This page describes the technical specifications of the Copyleaks API.

Page Definition

A page is defined as up to 250 words. This means that every 250 words (or portion thereof) in your document counts as one page for billing purposes. How Page Counting Works:
  • 1-250 words = 1 page
  • 251-500 words = 2 pages
  • 501-750 words = 3 pages
  • etc.

Input Limits

Supported Plagiarism File Types

TypeFile Types List
Textual:html, htm, txt, csv, rtf, xml, md
Non-Textual:pdf, docx, doc, pptx, ppt, odt, chm, epub, odp, ppsx, pages, xlsx, xls, LaTeX
Source code:ts, py, go, cs, c, h, idc, cpp, hpp, c++, h++, cc, hh, java, js, swift, rb, pl, php, sh, m, scala, css
You can access this list programmatically, for more info click here.

Supported Textual File Types

All supported plagiarism file types are also supported when submitted online by URL.

Supported Image Types (OCR)

The supported image files are pdf, docx, gif, png, bmp, jpg and jpeg . The files must contain textual content. Upload only.
You can access this list programmatically, for more info click here.

Supported Plagiarism Languages

SettingDescription
Supported LanguagesAll languages supported by Unicode, including English, Spanish, French, Portuguese, Arabic, Russian, German, Greek, Chinese, Japanese, and more. More info.
Supported OCR LanguagesSee full list here.
Supported Cross LanguagesSee full list here.
Maximum Document LengthThe maximum length allowed is 2000 pages (500K words).

File Size

DescriptionMax Upload File Size
HTML files (html, htm, …)5 MB
Text files (txt, csv) and source-code3 MB
Non-Textual Documents (pdf, doc, docx, …)50 MB
Image Types (jpg, png, bmp, …)25 MB

Rate Limit

An account by default has a rate of 10 requests per second. If you still need higher rates, feel free to contact us.
Rate Limit Exceeded, If your host has reached its API limit, you will receive the HTTP error 429 (Too Many Requests) and you will be unable to authenticate with the Copyleaks API for 5 minutes.

Maintenance Periods

When our servers are under maintenance you will receive a 503 HTTP status code. Please wait a full minute and try again. For more information about the service status - Copyleaks System Status.

Time

SettingValue
Time Formatdd/MM/yyyy HH:mm:ss
Time ZoneUTC
Default HTTP Request Timeout110 seconds

Scan Expiration

Your created scans using the /v3/submit endpoints will be stored in Copyleaks servers for a specific duration of time. You can control the expiration of your scans in your submit request. Make sure you save your data before it expires:
Typehours
Max Expiration2880
Default Expiration2880

Frequently asked questions

How does Copyleaks count pages for billing?

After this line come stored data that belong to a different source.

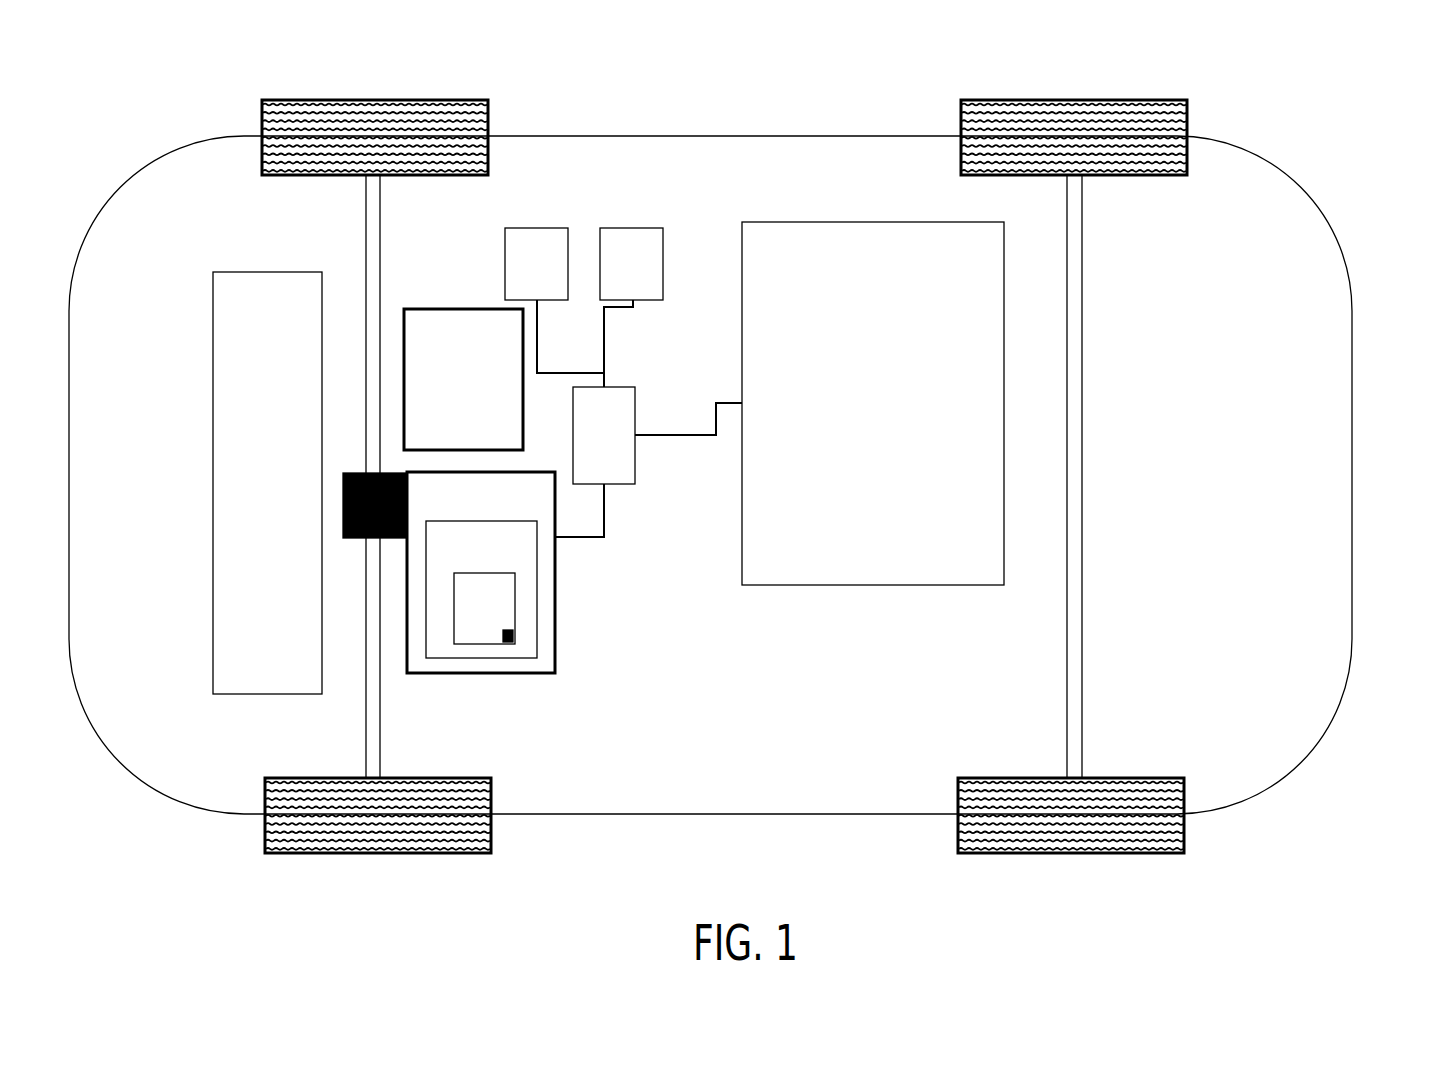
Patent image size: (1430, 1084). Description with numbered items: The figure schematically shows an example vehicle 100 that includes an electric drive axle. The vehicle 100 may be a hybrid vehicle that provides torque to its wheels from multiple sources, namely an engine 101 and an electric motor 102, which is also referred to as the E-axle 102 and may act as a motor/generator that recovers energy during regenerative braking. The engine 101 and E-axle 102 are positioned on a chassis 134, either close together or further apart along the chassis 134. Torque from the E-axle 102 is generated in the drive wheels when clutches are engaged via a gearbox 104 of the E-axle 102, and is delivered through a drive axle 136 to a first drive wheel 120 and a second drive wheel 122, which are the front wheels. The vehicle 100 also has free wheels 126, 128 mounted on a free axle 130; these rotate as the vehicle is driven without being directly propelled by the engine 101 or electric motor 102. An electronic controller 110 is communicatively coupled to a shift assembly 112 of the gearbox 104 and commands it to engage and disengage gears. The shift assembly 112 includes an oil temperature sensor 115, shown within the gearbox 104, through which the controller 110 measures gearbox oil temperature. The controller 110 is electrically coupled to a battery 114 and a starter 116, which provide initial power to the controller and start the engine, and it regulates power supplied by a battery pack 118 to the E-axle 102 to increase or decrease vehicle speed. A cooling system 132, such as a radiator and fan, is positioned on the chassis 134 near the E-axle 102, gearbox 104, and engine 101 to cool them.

The vehicle 100 is at (1346, 68).
The engine 101 is at (463, 379).
The electric motor 102 is at (464, 509).
The gearbox 104 is at (464, 557).
The electronic controller 110 is at (587, 448).
The shift assembly 112 is at (467, 619).
The battery 114 is at (615, 277).
The oil temperature sensor 115 is at (513, 642).
The starter 116 is at (520, 277).
The battery pack 118 is at (859, 416).
The first drive wheel 120 is at (491, 778).
The second drive wheel 122 is at (488, 172).
The free wheel 126 is at (1188, 170).
The free wheel 128 is at (1167, 778).
The free axle 130 is at (1086, 415).
The cooling system 132 is at (250, 482).
The chassis 134 is at (694, 202).
The drive axle 136 is at (381, 722).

A page is defined as up to 250 words. Every 250 words (or portion thereof) counts as one page, so 1-250 words is 1 page, 251-500 words is 2 pages, and so on.

What is the maximum file size I can submit?

It depends on the file type: 50 MB for non-textual documents (PDF, DOC, DOCX), 25 MB for images submitted to OCR, 5 MB for HTML files, and 3 MB for text and source-code files.

What is the maximum document length?

2000 pages, which is approximately 500,000 words.

What is the Copyleaks API rate limit?

10 requests per second by default. Exceeding it returns HTTP 429 (Too Many Requests) and blocks authentication for 5 minutes. Contact Copyleaks if you need a higher rate.

How long are scans stored before they expire?

Scans are stored for 2880 hours (120 days) by default, which is also the maximum. You can set a shorter expiration in the submit request, so save your results before they expire.